So Republicans want to be sure that whatever they do bears no resemblance to Obamacare, and Democrats will pounce on anything that seems similar to Obamacare as a vindication of that noble effort.

If a Republican proposal retains 10 percent of the Affordable Care Act, is that “repeal,” or is that “fix?” What about 20 percent? Should Republicans avoid keeping something that might have merit just to deprive Democrats of a talking point? Should Democrats crow about Republican capitulation if something is retained?

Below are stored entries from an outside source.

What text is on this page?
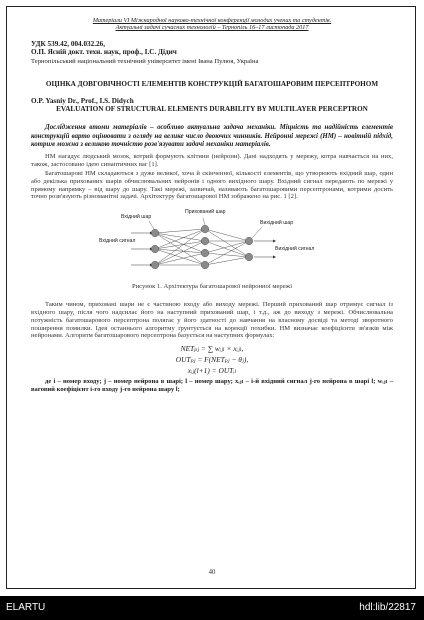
Матеріали VI Міжнародної науково-технічної конференції молодих учених та студентів.
Актуальні задачі сучасних технологій – Тернопіль 16–17 листопада 2017
УДК 539.42, 004.032.26,
О.П. Ясній докт. техн. наук, проф., І.С. Дідич
Тернопільський національний технічний університет імені Івана Пулюя, Україна
ОЦІНКА ДОВГОВІЧНОСТІ ЕЛЕМЕНТІВ КОНСТРУКЦІЙ БАГАТОШАРОВИМ ПЕРСЕПТРОНОМ
O.P. Yasniy Dr., Prof., I.S. Didych
EVALUATION OF STRUCTURAL ELEMENTS DURABILITY BY MULTILAYER PERCEPTRON
Дослідження втоми матеріалів – особливо актуальна задача механіки. Міцність та надійність елементів конструкцій варто оцінювати з огляду на велике число двоючих чинників. Нейронні мережі (НМ) – новітній підхід, котрим можна з великою точністю розв'язувати задачі механіки матеріалів.
НМ нагадує людський мозок, котрий формують клітини (нейрони). Дані надходять у мережу, котра навчається на них, також, застосовано ідею синаптичних ваг [1].
Багатошарові НМ складаються з дуже великої, хоча й скінченної, кількості елементів, що утворюють вхідний шар, один або декілька прихованих шарів обчислювальних нейронів і одного вихідного шару. Вхідний сигнал передають по мережі у прямому напрямку – від шару до шару. Такі мережі, зазвичай, називають багатошаровими персептронами, котрими досить точно розв'язують різноманітні задачі. Архітектуру багатошарової НМ зображено на рис. 1 [2].
Прихований шар
Вхідний шар
Вхідний сигнал
Вихідний шар
Вихідний сигнал
Рисунок 1. Архітектура багатошарової нейронної мережі
Таким чином, приховані шари не є частиною входу або виходу мережі. Перший прихований шар отримує сигнал із вхідного шару, після чого надсилає його на наступний прихований шар, і т.д., аж до виходу з мережі. Обчислювальна потужність багатошарового персептрона полягає у його здатності до навчання на власному досвіді та методі зворотного поширення помилки. Ідея останнього алгоритму ґрунтується на корекції похибки. НМ визначає коефіцієнти зв'язків між нейронами. Алгоритм багатошарового персептрона базується на наступних формулах:
NETₚⱼ = ∑ wᵢⱼₗ × xᵢⱼₗ,
OUTₚⱼ = F(NETₚⱼ − θⱼ),
xᵢⱼ(l+1) = OUTᵢₗ
де i – номер входу; j – номер нейрона в шарі; l – номер шару; xᵢⱼₗ – i-й вхідний сигнал j-го нейрона в шарі l; wᵢⱼₗ – ваговий коефіцієнт i-го входу j-го нейрона шару l;
40
ELARTU	hdl:lib/22817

Thus, rational public policy will be sacrificed on the altar of political advantage. What else is new?

Anyone who can get employer-sponsored coverage will because paying premiums with after-tax dollars nearly doubles the cost of coverage for most people.

The Affordable Care Act is the worst piece of legislation ever passed into law in the United States. It was poorly conceived, poorly written, poorly enacted, and is being poorly implemented. The thing is a mess. However, it does open up some doors that were firmly locked before—things that most free-market economists have been espousing for years without success. We should not run away from those things just because they have President Obama’s name on it.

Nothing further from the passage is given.